5 of 403 comments (clear)

  1. Re:Homesteading by jms · · Score: 5, Insightful

    Homesteading required that the homesteader develop and improve the property in order to receive title. You had to actually live on the land, and farm it, and build a house with a door and window, and after you had proved the land, you would receive title.

    Cybersquatters do no such thing. There's a difference between registering coffee.com to build a coffee site and registering www.coffee.com to resell it later. Cybersquatters are more akin to ticket scalpers than to homesteaders.

  2. Re:what the fuck? by IHateUniqueNicks · · Score: 5, Insightful

    Where have you been? Have you noticed the fact that it's important to be able to tell when a site doesn't exist? That this crap means typos can cripple most e-mail servers? That it invalidates a good section of the RFCs the Internet itself was based on???

    Wake up. If you want to find a site, you use Google. If you want to go to a non-existant one, you should damn well be told there's nothing there.

  3. Re:"Unfair advantage"? by Caled · · Score: 5, Insightful

    Verisign has just acquired more domain names than there are atoms in the universe. If Mountain View wanted them they'd have to pay more money than exists, whereas it only cost versign a line in their DNS records.

    This is clearly abuse of monopoly.

  4. Null space needs to remain null by mabu · · Score: 5, Insightful

    First off, the idea that Verisign can appropriate unregistered domains represents a huge conflict of interest with its management of the TLDs. Nobody should be able to reassign IPs for non-registered domains. This undermines the whole system, which has facilities to address this situation.

    The fact that ICANN didn't block this move is further evidence than this organization is totally useless and political.

    Along the same vein, I disagree with MS's misleading implementation of the IP-not-found error page to redirect users to their proprietary search engine.

    The Internet community should rally against any entity that seeks to appropriate undefined address space for their own gain.

    If Verisign is allowed to do this, what we're likely to see is each major ISP and browser manufacturer follow suit and hijack undefined space to promote their own systems.

    Imagine if you dialed a wrong number on the telephone and you got an advertisement for the phone company. What if local broadcasters bombarded all the unused frequency spectrum with their own promotions.

    This has less to do with Verisign than it does to protect the sanctity of null space.

    It makes me wonder if someone has a patent on silence yet?
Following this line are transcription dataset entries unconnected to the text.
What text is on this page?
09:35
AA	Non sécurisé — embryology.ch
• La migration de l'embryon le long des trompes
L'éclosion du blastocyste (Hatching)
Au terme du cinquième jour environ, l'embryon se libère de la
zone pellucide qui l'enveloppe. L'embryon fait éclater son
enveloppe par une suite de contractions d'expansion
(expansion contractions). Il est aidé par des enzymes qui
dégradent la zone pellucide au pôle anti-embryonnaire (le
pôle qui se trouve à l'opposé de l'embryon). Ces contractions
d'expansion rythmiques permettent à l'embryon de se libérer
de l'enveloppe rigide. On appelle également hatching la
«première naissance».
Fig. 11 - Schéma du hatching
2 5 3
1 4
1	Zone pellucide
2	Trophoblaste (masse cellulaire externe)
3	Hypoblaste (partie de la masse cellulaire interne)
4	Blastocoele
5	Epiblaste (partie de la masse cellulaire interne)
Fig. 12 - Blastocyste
  5. maybe it's time to give DNS back to the public? by thomas_klopf · · Score: 5, Insightful

    When Verisign was given the authority to manage DNS for these TLDs, they were given this responsibility with the public trust.. The public trusted them NOT to do things exactly like this. You should do DNS, and that's it - nothing more, nothing less. In return, Verisign was given a source of income. I think that if Verisign continues in this way, it may be time to take back this thing entrusted to them. This has become yet another disaster in "privatization", and we should maybe consider moving this service back to the "public" sector (as much as it can be...).